Mob-ion est un constructeur de scooters électriques et un équipementier de solutions électroniques connectées à #PérennitéProgrammée. Il s’impose en rupture complète avec la logique traditionnelle de l’économie linéaire puisque son approche économique et comptable l’incite à s’assurer de la fiabilité de ses produits sur des durées très longues. Contrairement à une approche fondée sur la production linéaire et la vente de produits neufs, la rentabilité est assurée par la durée de vie longue et maîtrisée du produit et sa réparabilité. Le concept de #PérennitéProgrammée, sur lequel il s'appuie, repose sur l'économie de la fonctionnalité et de la coopération. L’écoconception, le design démontable et l’industrialisation circulaire sont les piliers de ce modèle d’affaires dont l’objet est de réindustrialiser localement une industrie servicielle compétitive très difficile à concurrencer pour nos adversaires asiatiques.
Notre usine, implantée à Guise, intègre une zone dédiée à la remanufacturation. Cette activité permet de désassembler les scooters et les sous-ensembles afin de pouvoir récupérer les composants qui ont été conçus pour pouvoir être remanufacturés. Le processus permet de fabriquer de nouveaux sous-ensembles dans un état de performance et de conditions de garanties identiques à l’état d’origine. Grâce au concept de conception démontable, toutes les pièces qui composent notre scooter peuvent être désassemblées, récupérées et remontées ou recyclées par la suite. Cette activité nous permet de réutiliser 62 % des pièces d’un scooter pour en fabriquer un nouveau et revaloriser 38 % des composants par le recyclage. »
PARCOURS.
« En 2007, chez Allo Resto, j’avais déjà essayé de recourir à des scooters électriques pour la livraison rapide. Leurs avantages paraissaient indéniables à l’époque : silencieux, moins chers, pas trop d’entretien, etc. Le problème résidait dans la batterie au plomb qui devait être rechargée directement dans le scooter, complexifiant leur usage car la charge était trop compliquée. Le projet a été abandonné.

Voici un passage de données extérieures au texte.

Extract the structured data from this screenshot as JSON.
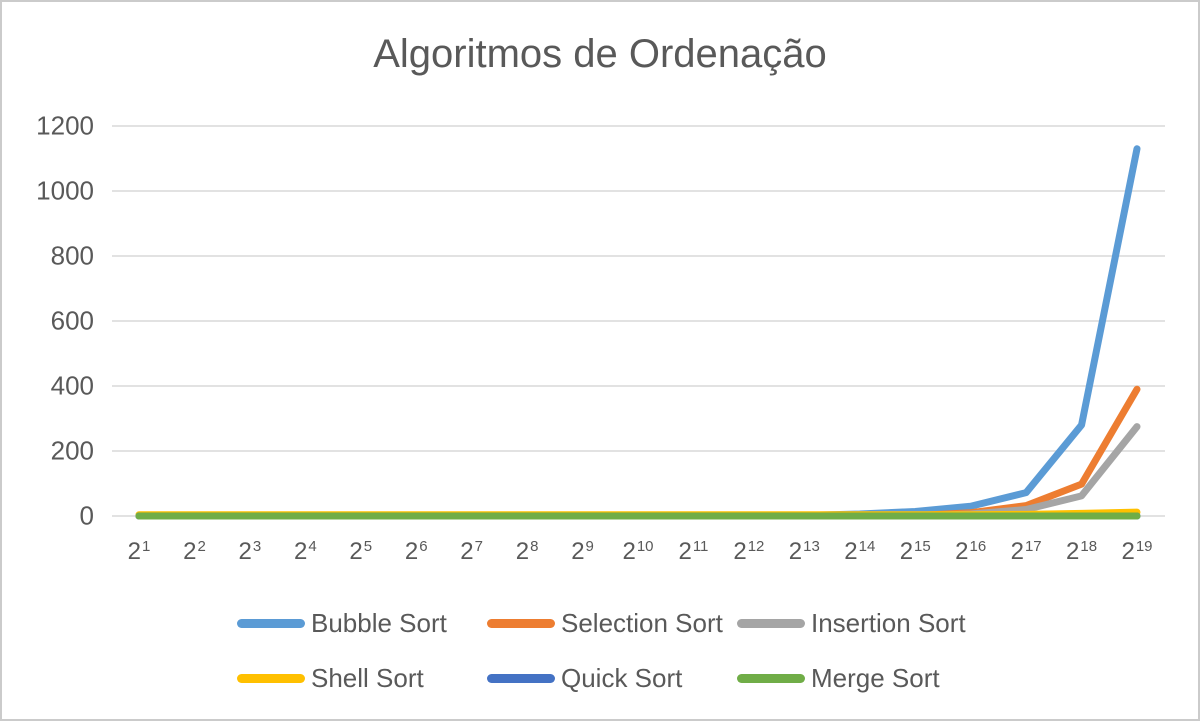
{
  "title": "Algoritmos de Ordenação",
  "text_color": "#595959",
  "gridline_color": "#d9d9d9",
  "frame_border_color": "#cbcbcb",
  "chart_data": {
    "type": "line",
    "title": "Algoritmos de Ordenação",
    "xlabel": "",
    "ylabel": "",
    "x_tick_base": "2",
    "x_exponents": [
      1,
      2,
      3,
      4,
      5,
      6,
      7,
      8,
      9,
      10,
      11,
      12,
      13,
      14,
      15,
      16,
      17,
      18,
      19
    ],
    "categories": [
      "2^1",
      "2^2",
      "2^3",
      "2^4",
      "2^5",
      "2^6",
      "2^7",
      "2^8",
      "2^9",
      "2^10",
      "2^11",
      "2^12",
      "2^13",
      "2^14",
      "2^15",
      "2^16",
      "2^17",
      "2^18",
      "2^19"
    ],
    "y_ticks": [
      0,
      200,
      400,
      600,
      800,
      1000,
      1200
    ],
    "ylim": [
      0,
      1200
    ],
    "grid": "horizontal",
    "legend_position": "bottom",
    "series": [
      {
        "name": "Bubble Sort",
        "color": "#5B9BD5",
        "values": [
          0,
          0,
          0,
          0,
          0,
          0,
          0,
          0,
          0,
          0,
          0,
          1,
          2,
          6,
          14,
          30,
          72,
          280,
          1130
        ]
      },
      {
        "name": "Selection Sort",
        "color": "#ED7D31",
        "values": [
          0,
          0,
          0,
          0,
          0,
          0,
          0,
          0,
          0,
          0,
          0,
          0,
          0,
          0,
          1,
          10,
          32,
          98,
          390
        ]
      },
      {
        "name": "Insertion Sort",
        "color": "#A5A5A5",
        "values": [
          0,
          0,
          0,
          0,
          0,
          0,
          0,
          0,
          0,
          0,
          0,
          0,
          0,
          0,
          0,
          6,
          20,
          62,
          275
        ]
      },
      {
        "name": "Shell Sort",
        "color": "#FFC000",
        "values": [
          4,
          4,
          4,
          4,
          4,
          4,
          4,
          4,
          4,
          4,
          4,
          4,
          4,
          4,
          4,
          4,
          5,
          8,
          12
        ]
      },
      {
        "name": "Quick Sort",
        "color": "#4472C4",
        "values": [
          0,
          0,
          0,
          0,
          0,
          0,
          0,
          0,
          0,
          0,
          0,
          0,
          0,
          0,
          0,
          0,
          0,
          0,
          0
        ]
      },
      {
        "name": "Merge Sort",
        "color": "#70AD47",
        "values": [
          0,
          0,
          0,
          0,
          0,
          0,
          0,
          0,
          0,
          0,
          0,
          0,
          0,
          0,
          0,
          0,
          0,
          0,
          0
        ]
      }
    ],
    "legend_rows": [
      [
        "Bubble Sort",
        "Selection Sort",
        "Insertion Sort"
      ],
      [
        "Shell Sort",
        "Quick Sort",
        "Merge Sort"
      ]
    ]
  }
}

En 2014, l’un de mes amis qui tenait une concession de motos a voulu prendre le virage de l’électrique et m’a proposé de m’associer à lui. Nous nous sommes vite heurtés au prix de l’électrique, deux à trois fois plus cher que le thermique à l’époque. Pour contrer cet obstacle, nous nous sommes orientés vers le modèle de fonctionnalité et avons créé une société de location de scooters électriques. Malheureusement, ces scooters domestiques, équipés d’un caisson à l’arrière pour assurer les livraisons, n’étaient pas pensés et donc pas adaptés à la fonction que nous leur attribuions. Nous avons pris conscience que c’était justement parce que ces scooters n’avaient pas été conçus pour faire de la livraison qu’ils n’étaient pas rentables : ils coûtaient trop cher à réparer et avaient une durée de vie trop limitée.

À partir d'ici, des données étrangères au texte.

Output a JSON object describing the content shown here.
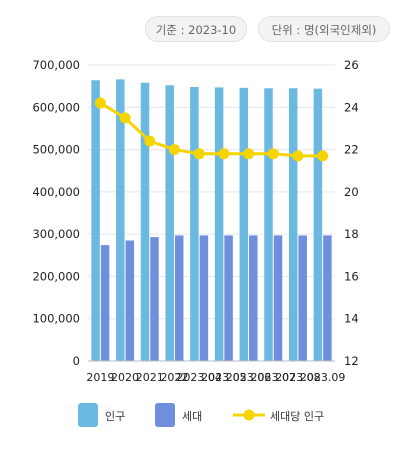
{
  "header": {
    "base_date": "기준 : 2023-10",
    "unit": "단위 : 명(외국인제외)"
  },
  "legend": {
    "population": "인구",
    "households": "세대",
    "per_household": "세대당 인구"
  },
  "colors": {
    "population": "#6bb9e0",
    "households": "#6f8fdc",
    "per_household": "#f5d400"
  },
  "chart_data": {
    "type": "bar",
    "categories": [
      "2019",
      "2020",
      "2021",
      "2022",
      "2023.04",
      "2023.05",
      "2023.06",
      "2023.07",
      "2023.08",
      "2023.09"
    ],
    "series": [
      {
        "name": "인구",
        "type": "bar",
        "axis": "left",
        "values": [
          664000,
          666000,
          658000,
          652000,
          648000,
          647000,
          646000,
          645000,
          645000,
          644000
        ]
      },
      {
        "name": "세대",
        "type": "bar",
        "axis": "left",
        "values": [
          274000,
          285000,
          293000,
          297000,
          297000,
          297000,
          297000,
          297000,
          297000,
          297000
        ]
      },
      {
        "name": "세대당 인구",
        "type": "line",
        "axis": "right",
        "values": [
          24.2,
          23.5,
          22.4,
          22.0,
          21.8,
          21.8,
          21.8,
          21.8,
          21.7,
          21.7
        ]
      }
    ],
    "y_left": {
      "min": 0,
      "max": 700000,
      "ticks": [
        "0",
        "100,000",
        "200,000",
        "300,000",
        "400,000",
        "500,000",
        "600,000",
        "700,000"
      ]
    },
    "y_right": {
      "min": 12,
      "max": 26,
      "ticks": [
        "12",
        "14",
        "16",
        "18",
        "20",
        "22",
        "24",
        "26"
      ]
    },
    "grid": true,
    "legend_position": "bottom"
  }
}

C’est à ce moment-là que nous avons décidé de faire, ce que nous avons appelé, de la #PérennitéProgrammée.
En 2016, n’ayant pas trouvé de constructeur désireux d’aller dans la même direction que nous, nous avons décidé de construire nous-même notre scooter et d’en faire un véhicule qui soit le plus durable possible sachant que, plus le produit dure longtemps, mieux il est rentabilisé dans le temps. »
INDUSTRIE CIRCULAIRE.
« À la place d'économie circulaire, je parle d’"industrie circulaire" qui est un des outils incontournables de l'économie de la fonctionnalité et de la coopération, celle-ci correspond mieux aux défis économiques et environnementaux actuels dans leur globalité. Pour la production de biens d'équipement, le recyclage ne peut pas être la seule solution aux problèmes de ressources, de dépenses énergétiques et de compétitivité que nous connaissons actuellement. Si recycler a souvent moins d’impact que produire une matière “neuve”, cela ne signifie pas, pour autant, que le processus est neutre au niveau de son impact environnemental. Transport des déchets, tri, broyage, nettoyage, fusion des matières sont autant d’étapes qui ont un impact écologique significatif. La solution est de concevoir des produits prévus pour durer, pour être réparés, reconditionnés et remanufacturés. Le recyclage détruit la forme de la matière, ce qui implique des quantités d'énergie colossales sans compter la logistique et le caractère globalisé du recyclage qui transportent ces ressources sur des distances déraisonnables.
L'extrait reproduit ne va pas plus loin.